Reverting to discuss Shaakuntalam, she says she had to put her best foot forward each time with grace and poise, the polar opposite of her character Raji in season two of The Family Man. “Raji’s body language was almost androgynous. For Shaakuntalam, the way I talked, walked, stood or ran had to be graceful.” Training with Aruna Bhikshu, professor of dance at the University of Hyderabad, helped her imbibe what is required to play Shakuntala.

The action gets tougher

Samantha preps for an action sequence

Samantha preps for an action sequence | Photo Credit: Instagram

The dances choreographed by Raju Sundaram also have classical influences.

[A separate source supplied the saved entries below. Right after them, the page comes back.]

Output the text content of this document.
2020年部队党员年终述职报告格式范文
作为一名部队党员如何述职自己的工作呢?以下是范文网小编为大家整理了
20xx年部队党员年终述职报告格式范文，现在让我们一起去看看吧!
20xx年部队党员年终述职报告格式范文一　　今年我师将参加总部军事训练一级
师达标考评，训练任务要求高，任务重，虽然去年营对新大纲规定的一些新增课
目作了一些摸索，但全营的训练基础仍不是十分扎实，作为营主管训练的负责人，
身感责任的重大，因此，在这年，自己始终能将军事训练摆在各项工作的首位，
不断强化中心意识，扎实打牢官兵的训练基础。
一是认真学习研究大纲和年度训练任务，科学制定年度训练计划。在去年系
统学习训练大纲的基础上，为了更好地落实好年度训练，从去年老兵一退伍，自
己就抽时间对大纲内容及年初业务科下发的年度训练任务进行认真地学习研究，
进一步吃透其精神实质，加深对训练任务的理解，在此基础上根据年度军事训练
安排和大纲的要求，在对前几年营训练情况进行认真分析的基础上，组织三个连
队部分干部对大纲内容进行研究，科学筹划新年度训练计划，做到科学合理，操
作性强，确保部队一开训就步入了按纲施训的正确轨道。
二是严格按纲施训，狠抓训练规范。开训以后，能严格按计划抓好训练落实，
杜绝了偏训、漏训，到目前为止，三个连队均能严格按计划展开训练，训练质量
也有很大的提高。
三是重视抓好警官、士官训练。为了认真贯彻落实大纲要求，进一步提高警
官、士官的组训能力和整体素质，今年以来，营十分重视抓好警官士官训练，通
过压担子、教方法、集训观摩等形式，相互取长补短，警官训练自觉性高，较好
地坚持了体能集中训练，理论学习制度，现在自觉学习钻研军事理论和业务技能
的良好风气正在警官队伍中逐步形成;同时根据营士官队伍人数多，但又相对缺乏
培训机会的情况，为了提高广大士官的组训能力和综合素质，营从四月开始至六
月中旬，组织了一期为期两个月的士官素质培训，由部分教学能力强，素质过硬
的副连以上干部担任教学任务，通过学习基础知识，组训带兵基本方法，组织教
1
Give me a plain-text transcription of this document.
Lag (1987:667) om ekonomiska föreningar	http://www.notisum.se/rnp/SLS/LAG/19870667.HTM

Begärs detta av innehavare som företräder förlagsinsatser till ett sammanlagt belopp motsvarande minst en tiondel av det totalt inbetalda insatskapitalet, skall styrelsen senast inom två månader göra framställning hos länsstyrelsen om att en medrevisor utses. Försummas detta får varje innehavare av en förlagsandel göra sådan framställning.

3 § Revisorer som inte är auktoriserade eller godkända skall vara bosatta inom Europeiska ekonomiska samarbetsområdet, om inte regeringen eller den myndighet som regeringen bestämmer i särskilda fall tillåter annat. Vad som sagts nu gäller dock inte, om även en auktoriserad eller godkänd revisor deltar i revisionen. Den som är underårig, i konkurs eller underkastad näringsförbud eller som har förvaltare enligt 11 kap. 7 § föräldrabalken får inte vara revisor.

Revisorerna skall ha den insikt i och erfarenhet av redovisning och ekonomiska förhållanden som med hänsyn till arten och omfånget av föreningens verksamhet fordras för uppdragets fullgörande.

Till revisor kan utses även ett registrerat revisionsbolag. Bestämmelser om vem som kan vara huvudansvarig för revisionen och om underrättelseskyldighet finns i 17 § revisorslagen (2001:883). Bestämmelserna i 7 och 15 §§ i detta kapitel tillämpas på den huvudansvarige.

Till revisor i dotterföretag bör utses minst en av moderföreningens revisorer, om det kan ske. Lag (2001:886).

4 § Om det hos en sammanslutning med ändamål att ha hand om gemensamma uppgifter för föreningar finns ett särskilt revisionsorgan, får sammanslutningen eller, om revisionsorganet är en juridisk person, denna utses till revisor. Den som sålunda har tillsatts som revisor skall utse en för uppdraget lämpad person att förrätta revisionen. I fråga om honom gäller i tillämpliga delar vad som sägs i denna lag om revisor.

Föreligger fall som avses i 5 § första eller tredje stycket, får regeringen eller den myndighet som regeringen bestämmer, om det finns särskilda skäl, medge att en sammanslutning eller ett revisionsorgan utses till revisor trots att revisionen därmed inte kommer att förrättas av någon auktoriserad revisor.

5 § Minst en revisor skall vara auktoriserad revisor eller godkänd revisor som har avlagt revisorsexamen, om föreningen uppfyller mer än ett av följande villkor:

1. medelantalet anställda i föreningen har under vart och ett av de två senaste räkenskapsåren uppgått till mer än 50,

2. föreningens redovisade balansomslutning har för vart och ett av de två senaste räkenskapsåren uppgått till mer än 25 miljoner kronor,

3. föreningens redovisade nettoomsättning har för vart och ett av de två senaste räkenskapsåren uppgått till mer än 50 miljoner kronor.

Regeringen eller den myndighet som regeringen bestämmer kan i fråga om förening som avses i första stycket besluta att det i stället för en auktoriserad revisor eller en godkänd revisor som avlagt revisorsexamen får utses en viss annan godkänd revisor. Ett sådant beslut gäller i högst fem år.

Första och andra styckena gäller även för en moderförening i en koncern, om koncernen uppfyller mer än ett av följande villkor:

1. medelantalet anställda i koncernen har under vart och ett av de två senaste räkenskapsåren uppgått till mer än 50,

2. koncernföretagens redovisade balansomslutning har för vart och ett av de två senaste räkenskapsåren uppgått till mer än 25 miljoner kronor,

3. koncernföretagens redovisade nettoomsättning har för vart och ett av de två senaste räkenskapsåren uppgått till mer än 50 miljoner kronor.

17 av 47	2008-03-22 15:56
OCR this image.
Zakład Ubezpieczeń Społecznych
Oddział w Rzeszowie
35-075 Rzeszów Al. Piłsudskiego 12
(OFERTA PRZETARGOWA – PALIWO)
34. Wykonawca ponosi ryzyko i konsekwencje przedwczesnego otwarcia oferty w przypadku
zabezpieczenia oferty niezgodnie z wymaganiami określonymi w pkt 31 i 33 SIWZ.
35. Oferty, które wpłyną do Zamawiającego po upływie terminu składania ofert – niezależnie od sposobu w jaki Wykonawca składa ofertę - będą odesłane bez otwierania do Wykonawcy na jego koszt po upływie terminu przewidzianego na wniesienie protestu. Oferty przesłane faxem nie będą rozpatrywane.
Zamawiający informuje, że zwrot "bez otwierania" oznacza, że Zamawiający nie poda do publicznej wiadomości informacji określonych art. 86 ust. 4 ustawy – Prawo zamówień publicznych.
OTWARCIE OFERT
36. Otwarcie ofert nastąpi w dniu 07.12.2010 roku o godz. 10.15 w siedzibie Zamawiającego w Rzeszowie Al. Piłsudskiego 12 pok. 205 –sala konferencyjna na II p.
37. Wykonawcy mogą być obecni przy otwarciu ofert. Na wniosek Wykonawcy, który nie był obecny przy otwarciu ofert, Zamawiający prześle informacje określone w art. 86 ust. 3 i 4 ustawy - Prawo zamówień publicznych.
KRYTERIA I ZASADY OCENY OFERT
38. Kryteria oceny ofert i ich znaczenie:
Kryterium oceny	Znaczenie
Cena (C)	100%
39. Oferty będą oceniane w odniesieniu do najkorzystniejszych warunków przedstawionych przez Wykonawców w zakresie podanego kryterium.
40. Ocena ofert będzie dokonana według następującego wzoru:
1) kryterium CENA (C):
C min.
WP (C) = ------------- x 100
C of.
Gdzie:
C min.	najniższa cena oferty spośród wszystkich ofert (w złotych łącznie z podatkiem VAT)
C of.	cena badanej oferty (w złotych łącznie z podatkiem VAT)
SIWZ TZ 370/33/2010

Samantha points out that it has been a while since she danced. “I wondered where the heroine in me was and when this shift happened. Now I have bruises all over, thanks to Citadel. I recently did an action sequence that is tougher than what I did as Raji. My make-up artist has given up on me since it is tough to cover up those bruises when I shoot for Kushi.”

Ask Samantha if this is a better space to be than doing the cliched heroine roles and she agrees, “Absolutely. For a petite person like me to do these action sequences is fulfilling. People have accepted me and directors write such stories for me. It is a huge step in the opposite direction compared to what was offered to me earlier.”

Vijay Deverakonda and Samantha in ‘Kushi’

Vijay Deverakonda and Samantha in ‘Kushi’ | Photo Credit: Special Arrangement

The icing on the cake is also being able to dub for her characters. Having dubbed for Shaakuntalam in Telugu, Tamil and Hindi, Samantha says speaking her lines is the minimum she can do to be a complete actor. “When I watched a few of my earlier films, there was a disconnect since it was not my voice. A lot of internalising happens when you enact a role; there is no way a dubbing artiste will know what I felt while performing a scene. It bothered me that there was not a 100% translation of my performance. I am aware that some critics felt my dubbing has not been on point. But I will do my best and will continue to dub.”